4) The alternative is Google Docs taking out their market.
5) Mostly toward the end of making Linux friendlier toward their on and off-prem virtualization technologies. If you are not a Windows or Azure customer, those contributions don't really help you. Again, their competition that had a head start is hosting Linux on either Linux or Xen and MS needs to invest to have their solution be competitive.
6) They will enthusiastically take your money for anything. Again, they got blindsided by Amazon getting ahead and Linux being the gold standard in the market. Note that from the inception, the internet services market has never gone Microsoft's way.
7) Apple is so focused on their phones they are not even giving a crap about the desktop/laptop market. Besides, mostly I see 'innovative' desktops from MS partners, not so much from MS themselves (hardware wise).
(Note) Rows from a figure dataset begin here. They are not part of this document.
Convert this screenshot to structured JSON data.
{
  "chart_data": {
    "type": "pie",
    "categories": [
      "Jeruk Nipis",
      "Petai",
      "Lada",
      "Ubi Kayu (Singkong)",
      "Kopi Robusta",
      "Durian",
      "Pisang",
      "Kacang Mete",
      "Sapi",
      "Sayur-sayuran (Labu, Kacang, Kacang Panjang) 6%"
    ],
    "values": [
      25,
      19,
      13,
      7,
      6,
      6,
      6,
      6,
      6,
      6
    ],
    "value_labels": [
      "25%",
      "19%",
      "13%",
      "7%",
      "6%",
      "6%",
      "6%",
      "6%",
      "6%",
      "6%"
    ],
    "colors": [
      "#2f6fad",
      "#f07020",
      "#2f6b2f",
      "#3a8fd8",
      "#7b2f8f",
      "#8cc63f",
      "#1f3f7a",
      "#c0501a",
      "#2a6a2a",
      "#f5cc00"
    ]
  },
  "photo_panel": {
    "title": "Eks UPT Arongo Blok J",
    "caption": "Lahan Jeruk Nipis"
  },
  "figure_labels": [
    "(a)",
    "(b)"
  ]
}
Desktop wise, I'm not sure I'd call Windows more innovative than OSX at this point.
8) Evidence of the claim? Other than a brief period where they did 'Windows with Bing' on Tablet form factor devices under 10" in screen size, I have seen no sign of a change of direction on that front.
The only place where MS did try to actually genuinely compete with OEM license was back in the days of Windows 8 tablets, when people assumed that tablets would be a thing but it wasn't clear that MS would even have a role.
That was a pretty brief time and very narrow market (devices with an integrated screen and that screen had to be no larger than 10"). Otherwise as far as I know, they still treat their vendors about the same as they always have.
One, most people don't think too much on Netscape, that was one of the *least* insidious ways they attacked the market. Of course the more insidious technical examples are even older (intentionally making popular microsoft software fail to work correctly with competing DOS implementations). Business wise it has been consistent and pervasive throughout. They have recently been better for those who care about the technology and espouse open source values, but business wise they continue to do things that aren't the healthiest for the industry.
Note that MS is not alone here, all the big tech companies with billions in profits didn't get there by being nice and doing the right thing by the industry.
Between gitlab and atlassian, there are at least healthy alternatives that have easy issue tracking/git commit integration and continuous integration packages for those who don't feel ilke understanding how to set it up themselves (which as you suggest isn't too hard either).